THE WAY THE WORLD WORKS
The U.S. Occupational Safety and Health Administration came down hard in July on West Virginia’s Freedom Industries for violations of chemical safety standards in January 2014 that resulted in the 10-day contamination of drinking water for 300,000 residents. OSHA issued two fines to the company–one for $7,000 and the other for $4,000.
Milo Moire, a Swiss performance artist, startled (and puzzled) fairgoers at Germany’s Art Cologne in April by creating a painting while standing on two ladders, nude and expelling “eggs,” filled with paint and ink, from her vagina. Each “PlopEgg” canvas made what she called a powerful feminist statement about women, fertility and creativity. In June, she attempted to tour Switzerland’s Art Basel fair “wearing” only the names of clothing items written on her nude body, e.g., on her leg, the word “pants.” Officials told her to go get dressed if she wanted to see the show.
Critics praised bad-girl British artist Tracey Emin’s 1998 furniture-and-effects exhibit, “My Bed,” supposedly representing a failed romantic relationship, featuring mussed sheets and, littering the room, empty vodka bottles and used condoms. Prominent collector Charles Saatchi turned heads when he bought the piece for the equivalent of about $200,000, and in June, almost 15 years later, he sold “My Bed” at auction for the equivalent of $4,330,000.
A GREAT FALL
In July, the large cement “Humpty Dumpty” at the Enchanted Forest in Salem, Oregon, created by Roger Tofte in 1970, was destroyed when two intruders tried to climb the wall Humpty was sitting on. However, the wall crumbled and Humpty suffered a great fall, and Tofte said he doubted he could put Humpty back together again, but would try instead to make a new one.

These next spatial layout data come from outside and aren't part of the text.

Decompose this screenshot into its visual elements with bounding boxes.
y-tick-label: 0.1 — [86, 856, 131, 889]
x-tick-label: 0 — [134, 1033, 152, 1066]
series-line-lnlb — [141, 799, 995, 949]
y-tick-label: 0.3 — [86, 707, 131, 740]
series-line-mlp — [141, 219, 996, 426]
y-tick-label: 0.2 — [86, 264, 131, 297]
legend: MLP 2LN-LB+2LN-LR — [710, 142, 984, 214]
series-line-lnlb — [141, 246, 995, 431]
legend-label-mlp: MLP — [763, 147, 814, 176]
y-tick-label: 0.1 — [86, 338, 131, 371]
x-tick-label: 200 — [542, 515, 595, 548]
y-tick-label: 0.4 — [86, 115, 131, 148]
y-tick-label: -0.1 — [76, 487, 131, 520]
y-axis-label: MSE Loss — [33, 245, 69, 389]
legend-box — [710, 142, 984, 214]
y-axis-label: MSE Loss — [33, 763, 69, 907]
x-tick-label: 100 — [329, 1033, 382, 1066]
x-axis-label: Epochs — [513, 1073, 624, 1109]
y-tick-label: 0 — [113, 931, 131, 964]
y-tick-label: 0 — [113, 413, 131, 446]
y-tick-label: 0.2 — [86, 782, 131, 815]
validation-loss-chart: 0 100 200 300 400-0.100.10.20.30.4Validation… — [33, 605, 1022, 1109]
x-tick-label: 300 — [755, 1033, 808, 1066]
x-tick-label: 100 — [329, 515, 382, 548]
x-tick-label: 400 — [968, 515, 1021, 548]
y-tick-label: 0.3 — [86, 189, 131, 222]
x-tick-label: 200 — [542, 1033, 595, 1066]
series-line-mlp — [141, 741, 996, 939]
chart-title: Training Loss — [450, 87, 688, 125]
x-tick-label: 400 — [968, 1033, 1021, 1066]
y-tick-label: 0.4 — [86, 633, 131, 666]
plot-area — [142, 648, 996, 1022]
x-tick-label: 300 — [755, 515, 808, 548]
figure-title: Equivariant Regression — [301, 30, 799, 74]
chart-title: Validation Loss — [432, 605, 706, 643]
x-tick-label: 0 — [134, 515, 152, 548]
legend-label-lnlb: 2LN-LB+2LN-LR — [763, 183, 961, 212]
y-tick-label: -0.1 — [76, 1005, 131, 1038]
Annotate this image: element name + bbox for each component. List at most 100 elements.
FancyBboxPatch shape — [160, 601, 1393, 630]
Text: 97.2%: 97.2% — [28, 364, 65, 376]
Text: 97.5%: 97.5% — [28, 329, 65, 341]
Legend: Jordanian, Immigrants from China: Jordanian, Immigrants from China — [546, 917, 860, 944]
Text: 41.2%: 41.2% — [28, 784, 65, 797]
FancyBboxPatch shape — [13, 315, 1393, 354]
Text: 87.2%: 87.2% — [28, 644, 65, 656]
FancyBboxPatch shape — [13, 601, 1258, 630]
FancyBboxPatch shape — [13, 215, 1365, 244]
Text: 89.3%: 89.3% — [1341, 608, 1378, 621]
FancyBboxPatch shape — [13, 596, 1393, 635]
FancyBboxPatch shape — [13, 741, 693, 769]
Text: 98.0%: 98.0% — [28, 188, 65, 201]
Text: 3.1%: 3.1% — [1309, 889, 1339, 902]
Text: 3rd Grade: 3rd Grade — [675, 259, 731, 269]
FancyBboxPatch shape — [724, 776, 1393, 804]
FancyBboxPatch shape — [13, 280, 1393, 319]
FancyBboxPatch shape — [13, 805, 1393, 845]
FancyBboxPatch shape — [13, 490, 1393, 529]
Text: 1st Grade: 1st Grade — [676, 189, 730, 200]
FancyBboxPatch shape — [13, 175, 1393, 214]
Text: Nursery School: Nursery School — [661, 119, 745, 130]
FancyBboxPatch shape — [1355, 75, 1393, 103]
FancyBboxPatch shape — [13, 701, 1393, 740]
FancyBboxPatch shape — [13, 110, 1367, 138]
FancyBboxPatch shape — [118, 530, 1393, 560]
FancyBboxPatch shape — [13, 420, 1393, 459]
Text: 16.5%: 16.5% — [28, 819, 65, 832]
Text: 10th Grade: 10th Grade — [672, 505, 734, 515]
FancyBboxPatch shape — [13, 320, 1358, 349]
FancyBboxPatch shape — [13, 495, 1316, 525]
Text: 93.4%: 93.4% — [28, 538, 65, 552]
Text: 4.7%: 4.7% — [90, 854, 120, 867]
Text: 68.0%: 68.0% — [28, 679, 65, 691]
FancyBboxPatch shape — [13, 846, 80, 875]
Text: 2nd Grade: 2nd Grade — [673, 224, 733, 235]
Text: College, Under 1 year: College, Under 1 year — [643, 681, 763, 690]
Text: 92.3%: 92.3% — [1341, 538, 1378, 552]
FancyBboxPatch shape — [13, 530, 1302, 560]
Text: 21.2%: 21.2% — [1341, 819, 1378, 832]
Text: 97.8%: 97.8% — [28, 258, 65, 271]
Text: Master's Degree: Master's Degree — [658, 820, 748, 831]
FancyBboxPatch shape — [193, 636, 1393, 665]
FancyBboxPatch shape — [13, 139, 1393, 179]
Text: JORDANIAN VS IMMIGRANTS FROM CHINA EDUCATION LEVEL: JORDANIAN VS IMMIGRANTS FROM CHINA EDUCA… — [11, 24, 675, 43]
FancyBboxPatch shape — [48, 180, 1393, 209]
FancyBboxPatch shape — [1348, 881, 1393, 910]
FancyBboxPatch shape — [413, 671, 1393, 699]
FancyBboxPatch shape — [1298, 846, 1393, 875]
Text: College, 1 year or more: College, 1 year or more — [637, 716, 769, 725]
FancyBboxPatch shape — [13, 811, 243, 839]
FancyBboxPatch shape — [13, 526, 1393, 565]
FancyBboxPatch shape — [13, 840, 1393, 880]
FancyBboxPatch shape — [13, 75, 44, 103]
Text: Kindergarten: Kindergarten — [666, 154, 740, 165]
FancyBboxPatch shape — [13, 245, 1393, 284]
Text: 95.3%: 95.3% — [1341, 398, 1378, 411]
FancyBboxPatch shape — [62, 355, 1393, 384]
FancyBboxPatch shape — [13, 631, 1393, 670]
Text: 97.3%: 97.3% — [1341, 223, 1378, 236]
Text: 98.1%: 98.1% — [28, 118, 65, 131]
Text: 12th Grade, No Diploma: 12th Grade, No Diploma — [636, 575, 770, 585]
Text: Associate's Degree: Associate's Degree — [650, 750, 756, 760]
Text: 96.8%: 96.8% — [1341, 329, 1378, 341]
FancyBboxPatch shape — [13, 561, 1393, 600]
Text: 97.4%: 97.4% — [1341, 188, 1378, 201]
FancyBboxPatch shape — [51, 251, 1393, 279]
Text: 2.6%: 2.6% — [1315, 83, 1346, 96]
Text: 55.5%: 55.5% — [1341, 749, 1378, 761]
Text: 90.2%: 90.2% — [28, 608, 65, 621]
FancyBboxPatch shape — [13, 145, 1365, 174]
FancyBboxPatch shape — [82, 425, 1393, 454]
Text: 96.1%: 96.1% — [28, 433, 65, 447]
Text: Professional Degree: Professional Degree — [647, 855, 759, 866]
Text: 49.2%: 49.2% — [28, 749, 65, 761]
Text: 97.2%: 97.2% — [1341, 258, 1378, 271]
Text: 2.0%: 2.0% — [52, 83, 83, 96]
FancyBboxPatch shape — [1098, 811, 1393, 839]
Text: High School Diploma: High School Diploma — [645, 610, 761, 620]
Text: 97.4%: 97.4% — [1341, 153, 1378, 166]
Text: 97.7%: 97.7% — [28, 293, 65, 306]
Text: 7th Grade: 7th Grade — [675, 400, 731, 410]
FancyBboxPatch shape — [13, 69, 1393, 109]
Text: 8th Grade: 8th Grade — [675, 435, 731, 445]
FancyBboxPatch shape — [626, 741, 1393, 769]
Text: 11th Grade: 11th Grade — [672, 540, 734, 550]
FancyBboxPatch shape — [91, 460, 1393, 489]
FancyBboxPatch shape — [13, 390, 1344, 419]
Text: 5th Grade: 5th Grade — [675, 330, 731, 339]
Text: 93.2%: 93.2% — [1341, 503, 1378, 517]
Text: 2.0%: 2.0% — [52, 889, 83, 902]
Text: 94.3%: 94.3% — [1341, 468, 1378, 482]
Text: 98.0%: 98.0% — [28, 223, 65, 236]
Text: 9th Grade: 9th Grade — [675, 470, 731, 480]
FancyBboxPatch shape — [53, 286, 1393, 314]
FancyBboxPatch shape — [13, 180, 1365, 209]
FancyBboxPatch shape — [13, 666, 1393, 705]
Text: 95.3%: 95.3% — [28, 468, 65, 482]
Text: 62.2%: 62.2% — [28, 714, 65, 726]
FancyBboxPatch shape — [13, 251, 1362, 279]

Sheriff’s deputies in Salina, Kansas, arrested Aaron Jansen, 29, but not before he put on quite a show on July 5. Jansen, speeding in a car spray-painted with derogatory comments about law enforcement, refused to pull over and even survived a series of tire-shredding road spikes as he turned into a soybean field, where he revved the engine and drove in circles for 40 minutes. As deputies set up a perimeter, Jansen futilely tossed items from the car (blankets, CDs, anything available) and then (with the car still moving) climbed out the driver’s door and briefly “surfed” on the roof. Finally, as deputies closed in, Jansen shouted a barrage of Bible verses before emerging from the car wearing a cowboy hat, boots and a woman’s dress.
BAD, BAD SAMARITANS
Roy Ortiz hired a lawyer in March and said he was considering suing the first responders who rescued him during the historic September 2013 flooding around Broomfield, Colorado–because they failed to find him fast enough when his car plunged into raging waters. And in March, Houston sheriff’s deputy Brady Pullen filed a lawsuit against the grieving family of the delusional man he was forced to shoot and kill during a 2012 emergency call–because Pullen had been injured in the skirmish and believes the family failed to warn him just how dangerous Kemal Yazar was. Also, in Alcona, Ontario, in April, Sharlene Simon, 42, filed a lawsuit against the family of the teenage bicyclist she accidentally ran down, fatally, in 2012–claiming that the boy’s dangerous joyriding at 1:30am initiated the events that left her traumatized.